Matt Kuehnle, ‘20, said he thinks LUcy is a great addition and hopes to see more dogs specialized in different areas join LUPD. He said more people should sponsor resources for the LUPD so it can do the best work possible. 

“If they find this to be a successful method of identifying threats, then I would love to see more in the future,” Kuehnle said.

Stephanie Pugh, ’19, said while she thinks it’s not essential to have a canine unit, it is always good to find new ways of protection so students can feel safer on campus.

“It shows that they are doing their job and not only care about the safety of students but want to put student safety first,” Pugh said.

Pugh, who is a Gryphon in Brodhead House, thinks a dog that can smell drugs would be helpful for her and her fellow Gryphons.

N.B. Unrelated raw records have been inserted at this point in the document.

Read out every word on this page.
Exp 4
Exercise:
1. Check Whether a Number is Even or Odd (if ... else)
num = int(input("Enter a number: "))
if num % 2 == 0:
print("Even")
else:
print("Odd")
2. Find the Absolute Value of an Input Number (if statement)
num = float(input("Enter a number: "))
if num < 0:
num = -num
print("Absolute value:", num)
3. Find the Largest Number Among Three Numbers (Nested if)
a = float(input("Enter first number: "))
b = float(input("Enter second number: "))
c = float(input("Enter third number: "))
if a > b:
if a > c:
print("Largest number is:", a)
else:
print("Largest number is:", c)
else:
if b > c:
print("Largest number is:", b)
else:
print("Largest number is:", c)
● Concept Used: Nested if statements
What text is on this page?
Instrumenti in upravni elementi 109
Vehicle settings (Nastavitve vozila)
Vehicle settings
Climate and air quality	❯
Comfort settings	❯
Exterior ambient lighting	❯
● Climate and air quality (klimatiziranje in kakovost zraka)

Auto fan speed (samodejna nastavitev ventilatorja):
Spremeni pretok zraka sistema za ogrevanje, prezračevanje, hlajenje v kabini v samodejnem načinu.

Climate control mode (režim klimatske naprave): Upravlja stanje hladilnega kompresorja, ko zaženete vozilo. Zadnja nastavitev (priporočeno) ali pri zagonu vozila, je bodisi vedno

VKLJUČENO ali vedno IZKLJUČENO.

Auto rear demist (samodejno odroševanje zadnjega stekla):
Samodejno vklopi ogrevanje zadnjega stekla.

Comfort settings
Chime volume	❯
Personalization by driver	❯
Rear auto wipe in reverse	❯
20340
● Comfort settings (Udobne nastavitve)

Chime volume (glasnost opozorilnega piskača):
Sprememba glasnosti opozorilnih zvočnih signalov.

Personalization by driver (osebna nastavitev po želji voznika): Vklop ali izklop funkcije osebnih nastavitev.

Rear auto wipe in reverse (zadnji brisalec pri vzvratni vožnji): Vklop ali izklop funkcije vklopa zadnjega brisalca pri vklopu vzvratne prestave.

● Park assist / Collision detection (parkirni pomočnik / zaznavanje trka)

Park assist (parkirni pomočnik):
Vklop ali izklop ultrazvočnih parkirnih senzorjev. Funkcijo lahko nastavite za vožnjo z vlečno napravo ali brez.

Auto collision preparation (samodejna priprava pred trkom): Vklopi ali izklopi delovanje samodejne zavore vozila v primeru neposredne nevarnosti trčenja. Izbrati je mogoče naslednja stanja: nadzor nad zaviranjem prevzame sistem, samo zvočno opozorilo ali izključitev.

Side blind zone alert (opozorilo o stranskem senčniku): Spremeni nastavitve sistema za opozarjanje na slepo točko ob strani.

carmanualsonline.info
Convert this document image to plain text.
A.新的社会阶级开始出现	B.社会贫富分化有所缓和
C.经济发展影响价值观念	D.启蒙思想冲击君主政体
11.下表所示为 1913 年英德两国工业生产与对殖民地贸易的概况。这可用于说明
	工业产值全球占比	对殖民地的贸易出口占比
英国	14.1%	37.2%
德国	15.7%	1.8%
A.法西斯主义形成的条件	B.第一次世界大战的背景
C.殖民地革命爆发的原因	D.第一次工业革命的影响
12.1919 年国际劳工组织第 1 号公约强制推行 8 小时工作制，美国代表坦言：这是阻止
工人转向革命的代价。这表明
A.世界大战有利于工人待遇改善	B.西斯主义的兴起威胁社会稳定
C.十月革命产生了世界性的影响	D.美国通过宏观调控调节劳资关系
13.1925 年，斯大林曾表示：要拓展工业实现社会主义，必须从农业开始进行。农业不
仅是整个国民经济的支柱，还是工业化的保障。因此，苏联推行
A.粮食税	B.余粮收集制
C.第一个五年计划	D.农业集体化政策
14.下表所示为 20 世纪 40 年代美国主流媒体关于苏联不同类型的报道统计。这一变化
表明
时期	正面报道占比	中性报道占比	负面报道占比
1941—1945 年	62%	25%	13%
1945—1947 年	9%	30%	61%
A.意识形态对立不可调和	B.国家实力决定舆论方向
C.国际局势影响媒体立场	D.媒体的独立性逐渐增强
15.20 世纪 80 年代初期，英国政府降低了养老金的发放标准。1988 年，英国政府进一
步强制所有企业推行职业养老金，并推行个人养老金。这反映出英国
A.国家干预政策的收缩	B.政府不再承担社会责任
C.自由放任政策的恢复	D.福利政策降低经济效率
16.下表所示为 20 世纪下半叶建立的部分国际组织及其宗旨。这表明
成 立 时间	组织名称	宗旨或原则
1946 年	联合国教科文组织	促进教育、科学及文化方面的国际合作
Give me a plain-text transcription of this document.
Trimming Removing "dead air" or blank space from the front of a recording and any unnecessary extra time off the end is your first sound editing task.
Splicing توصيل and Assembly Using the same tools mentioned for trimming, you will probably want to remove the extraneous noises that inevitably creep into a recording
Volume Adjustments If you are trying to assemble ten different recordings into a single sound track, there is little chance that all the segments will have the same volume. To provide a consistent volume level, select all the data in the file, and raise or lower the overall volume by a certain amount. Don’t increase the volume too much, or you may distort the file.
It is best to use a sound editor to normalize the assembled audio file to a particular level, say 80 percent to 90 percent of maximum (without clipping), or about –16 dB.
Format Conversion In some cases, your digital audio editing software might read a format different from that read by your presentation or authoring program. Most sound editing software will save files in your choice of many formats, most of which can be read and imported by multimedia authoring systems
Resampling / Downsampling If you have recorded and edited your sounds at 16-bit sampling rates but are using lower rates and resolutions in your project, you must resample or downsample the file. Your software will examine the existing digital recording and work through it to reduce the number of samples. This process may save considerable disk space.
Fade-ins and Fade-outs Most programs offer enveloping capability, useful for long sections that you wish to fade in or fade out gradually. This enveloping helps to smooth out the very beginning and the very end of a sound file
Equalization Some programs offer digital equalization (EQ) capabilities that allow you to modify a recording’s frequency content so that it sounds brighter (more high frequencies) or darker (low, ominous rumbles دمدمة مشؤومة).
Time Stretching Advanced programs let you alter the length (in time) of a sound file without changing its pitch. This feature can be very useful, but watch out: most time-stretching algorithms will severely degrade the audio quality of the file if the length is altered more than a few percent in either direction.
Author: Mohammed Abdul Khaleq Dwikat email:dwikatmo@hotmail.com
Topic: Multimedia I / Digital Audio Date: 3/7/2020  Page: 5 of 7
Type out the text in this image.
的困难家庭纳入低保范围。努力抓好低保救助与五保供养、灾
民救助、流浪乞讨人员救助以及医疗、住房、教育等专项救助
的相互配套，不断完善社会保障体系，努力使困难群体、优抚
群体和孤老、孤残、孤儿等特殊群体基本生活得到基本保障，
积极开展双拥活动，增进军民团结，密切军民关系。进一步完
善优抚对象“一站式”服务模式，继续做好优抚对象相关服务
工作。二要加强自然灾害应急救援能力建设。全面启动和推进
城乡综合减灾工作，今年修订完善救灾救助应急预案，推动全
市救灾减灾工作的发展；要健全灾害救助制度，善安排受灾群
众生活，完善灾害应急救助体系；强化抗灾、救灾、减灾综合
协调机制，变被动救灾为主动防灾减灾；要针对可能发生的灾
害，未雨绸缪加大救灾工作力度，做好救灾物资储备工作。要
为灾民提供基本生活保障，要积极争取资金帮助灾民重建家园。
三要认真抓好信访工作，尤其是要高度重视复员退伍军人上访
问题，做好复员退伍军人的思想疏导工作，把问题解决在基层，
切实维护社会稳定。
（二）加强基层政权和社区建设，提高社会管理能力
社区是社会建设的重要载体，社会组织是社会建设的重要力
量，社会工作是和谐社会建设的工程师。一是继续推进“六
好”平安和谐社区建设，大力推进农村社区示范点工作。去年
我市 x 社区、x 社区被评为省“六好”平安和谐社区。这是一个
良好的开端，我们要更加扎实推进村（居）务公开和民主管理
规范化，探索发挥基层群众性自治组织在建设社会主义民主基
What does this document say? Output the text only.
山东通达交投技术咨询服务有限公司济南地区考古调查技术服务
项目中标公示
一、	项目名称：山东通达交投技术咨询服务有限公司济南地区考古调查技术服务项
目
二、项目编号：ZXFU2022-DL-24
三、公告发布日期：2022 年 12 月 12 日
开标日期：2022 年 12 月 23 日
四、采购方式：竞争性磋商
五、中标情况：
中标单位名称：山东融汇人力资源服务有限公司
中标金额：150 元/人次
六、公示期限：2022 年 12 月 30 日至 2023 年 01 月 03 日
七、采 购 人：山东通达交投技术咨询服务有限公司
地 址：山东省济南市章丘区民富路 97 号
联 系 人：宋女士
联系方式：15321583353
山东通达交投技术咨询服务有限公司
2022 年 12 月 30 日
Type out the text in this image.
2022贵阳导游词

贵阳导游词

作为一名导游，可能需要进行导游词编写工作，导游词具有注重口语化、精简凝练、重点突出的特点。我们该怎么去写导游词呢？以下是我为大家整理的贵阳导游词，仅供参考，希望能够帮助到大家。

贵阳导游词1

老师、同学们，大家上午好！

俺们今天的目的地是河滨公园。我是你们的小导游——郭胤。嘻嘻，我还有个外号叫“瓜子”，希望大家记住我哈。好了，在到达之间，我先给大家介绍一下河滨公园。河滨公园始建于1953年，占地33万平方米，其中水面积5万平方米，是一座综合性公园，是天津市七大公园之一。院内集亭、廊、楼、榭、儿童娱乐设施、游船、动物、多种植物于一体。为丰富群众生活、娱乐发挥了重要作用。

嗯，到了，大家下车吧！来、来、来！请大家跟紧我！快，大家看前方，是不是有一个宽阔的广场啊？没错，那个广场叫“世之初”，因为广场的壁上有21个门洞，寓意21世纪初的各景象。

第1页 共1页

“In circumstances where I might get a complaint on excessive amount of weed in a hallway, it is part of a Gryphon’s job before they call the police to pinpoint the part of a hallway or room that you think has substances,” Pugh said. “It would definitely be helpful for a dog to sniff drugs because if I’m wrong and it’s my mistake, I will feel bad.”

She said this can be difficult in dorm scenarios because rooms are close together. A dog would be helpful in this case and would assist Gryphons while working with police.

While Lehigh’s first canine unit comes in 2017, universities like Cornell have a handful of dogs specialized in different areas.

Cornell’s canine unit began in 2000 and now has four dogs. According to Cornell’s police website, “The K9s are a great asset to the Cornell Police due in part to their ability to detect scent 800 times than a human.”

Any police department in the five-county area surrounding Lehigh that needs to track bombs or chemicals can use LUcy. Shupp said LUPD is excited for LUcy to finish training so she can begin working on campus.